Bien que les quatre personnages principaux soient très différents les uns des autres, ils ont en commun d’être littéralement des filles. Leurs lobes frontaux ne sont même pas complètement développés pendant la moitié de la série. Le seul sentiment de véritable féminité est évoqué à la fin de la série. Être une ratée égoïste et peu sûre d’elle est un élément crucial de la maturation, et c’est ce que Girls a capturé. Les jeunes adultes qui découvrent la série pour la première fois peuvent grandir en même temps que les personnages. Même si de nombreuses séries récentes mettent en avant les difficultés à devenir une femme, les gens choisissent toujours Girls parce qu’elle a quelque chose de spécial. Il n’est pas étonnant que les personnes qui avaient dix ans lorsque la série est sortie la recherchent aujourd’hui parce qu’elle a repoussé les limites d’une manière que les séries d’aujourd’hui ne font pas. Girls a une énergie intemporelle parce qu’elle ne se concentre pas sur des situations spécifiques, mais sur des personnalités spécifiques.

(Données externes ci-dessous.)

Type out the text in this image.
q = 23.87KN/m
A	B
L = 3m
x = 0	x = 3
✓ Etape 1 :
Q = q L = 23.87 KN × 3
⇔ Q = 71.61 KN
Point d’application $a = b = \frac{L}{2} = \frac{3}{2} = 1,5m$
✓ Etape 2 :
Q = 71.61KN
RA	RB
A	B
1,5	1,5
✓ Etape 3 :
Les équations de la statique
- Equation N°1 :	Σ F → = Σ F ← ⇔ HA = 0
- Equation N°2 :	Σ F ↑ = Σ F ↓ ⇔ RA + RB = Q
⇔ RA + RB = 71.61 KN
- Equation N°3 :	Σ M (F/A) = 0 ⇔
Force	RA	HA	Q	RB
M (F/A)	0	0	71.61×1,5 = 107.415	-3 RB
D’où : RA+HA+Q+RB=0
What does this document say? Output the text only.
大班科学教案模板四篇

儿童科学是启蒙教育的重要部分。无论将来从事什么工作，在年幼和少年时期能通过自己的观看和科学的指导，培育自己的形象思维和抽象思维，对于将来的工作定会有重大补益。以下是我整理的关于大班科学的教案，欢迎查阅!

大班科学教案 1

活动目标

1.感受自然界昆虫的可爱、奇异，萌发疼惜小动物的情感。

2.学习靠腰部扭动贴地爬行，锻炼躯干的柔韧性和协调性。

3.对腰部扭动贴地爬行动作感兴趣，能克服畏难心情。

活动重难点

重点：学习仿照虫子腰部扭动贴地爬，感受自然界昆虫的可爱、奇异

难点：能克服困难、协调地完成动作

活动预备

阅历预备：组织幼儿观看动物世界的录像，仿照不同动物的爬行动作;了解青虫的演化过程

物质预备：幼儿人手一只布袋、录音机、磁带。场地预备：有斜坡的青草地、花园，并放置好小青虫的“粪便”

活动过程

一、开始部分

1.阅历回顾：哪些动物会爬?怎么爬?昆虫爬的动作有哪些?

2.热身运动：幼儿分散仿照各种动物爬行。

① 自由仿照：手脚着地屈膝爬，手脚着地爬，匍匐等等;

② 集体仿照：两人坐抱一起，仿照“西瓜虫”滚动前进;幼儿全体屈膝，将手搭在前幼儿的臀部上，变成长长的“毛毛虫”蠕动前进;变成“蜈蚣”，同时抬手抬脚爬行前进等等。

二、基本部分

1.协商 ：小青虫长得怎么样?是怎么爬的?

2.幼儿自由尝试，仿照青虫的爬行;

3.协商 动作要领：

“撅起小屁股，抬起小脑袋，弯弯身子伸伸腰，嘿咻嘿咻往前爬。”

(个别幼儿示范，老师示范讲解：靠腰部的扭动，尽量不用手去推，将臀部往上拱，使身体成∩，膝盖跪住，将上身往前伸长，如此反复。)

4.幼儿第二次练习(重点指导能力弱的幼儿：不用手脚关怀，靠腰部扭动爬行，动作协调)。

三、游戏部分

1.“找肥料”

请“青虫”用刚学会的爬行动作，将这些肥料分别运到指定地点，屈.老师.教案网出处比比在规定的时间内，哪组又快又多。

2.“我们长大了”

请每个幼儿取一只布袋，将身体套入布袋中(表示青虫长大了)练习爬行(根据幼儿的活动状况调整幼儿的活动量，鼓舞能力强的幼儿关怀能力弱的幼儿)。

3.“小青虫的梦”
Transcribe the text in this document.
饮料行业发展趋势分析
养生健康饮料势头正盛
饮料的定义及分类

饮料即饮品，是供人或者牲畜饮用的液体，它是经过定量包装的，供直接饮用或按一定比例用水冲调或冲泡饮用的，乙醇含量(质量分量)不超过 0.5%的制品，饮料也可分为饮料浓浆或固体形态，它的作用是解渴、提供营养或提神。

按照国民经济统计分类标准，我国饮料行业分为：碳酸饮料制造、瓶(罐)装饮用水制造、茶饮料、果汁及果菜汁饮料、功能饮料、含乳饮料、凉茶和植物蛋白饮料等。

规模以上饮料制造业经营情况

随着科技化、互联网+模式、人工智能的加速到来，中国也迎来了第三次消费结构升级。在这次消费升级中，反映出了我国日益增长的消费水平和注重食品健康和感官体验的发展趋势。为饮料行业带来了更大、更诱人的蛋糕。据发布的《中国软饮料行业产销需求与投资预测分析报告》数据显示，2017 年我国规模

Tous ceux qui se lancent dans un rewatching peuvent regarder la série avec une nouvelle sagesse qui ne vient qu’avec le passage à l’âge adulte. Hannah, Marnie, Jessa et Shoshanna resteront jeunes et naïves, coincées dans un coffre-fort de HBO pour toujours. Les fans de la série peuvent cependant utiliser Girls comme une forme d’introspection. C’est un marqueur du chemin parcouru et de la joie de sortir de la vingtaine tumultueuse. Selon toute vraisemblance, ils constateront que le personnage auquel ils s’identifient le plus aujourd’hui est Ray Ploshansky, un cynique blasé qui méprise la jeune génération et déteste tout ce qui est gentil.

Il y a essentiellement deux raisons pour lesquelles quelqu’un regarde à nouveau une série qu’il a déjà vue : Soit ils recherchent la nostalgie et le confort, soit ils souhaitent en tirer quelque chose de nouveau. Girls est l’une des rares séries à offrir les deux à la fois. Les blagues auront plus de sens, les personnages sembleront plus réels et les leçons seront plus percutantes à chaque fois que l’on y reviendra. C’est la beauté d’une série conçue pour que son public grandisse avec elle. Elle a été mal comprise et noyée dans le discours lors de sa première diffusion, mais elle mérite aujourd’hui d’être reconnue pour sa satire intelligente et sa description sublimement précise de l’expérience d’une jeune fille blanche privilégiée. En réalité, Girls était trop en avance sur son temps pour résonner pleinement jusqu’à ce que le public d’aujourd’hui s’en empare.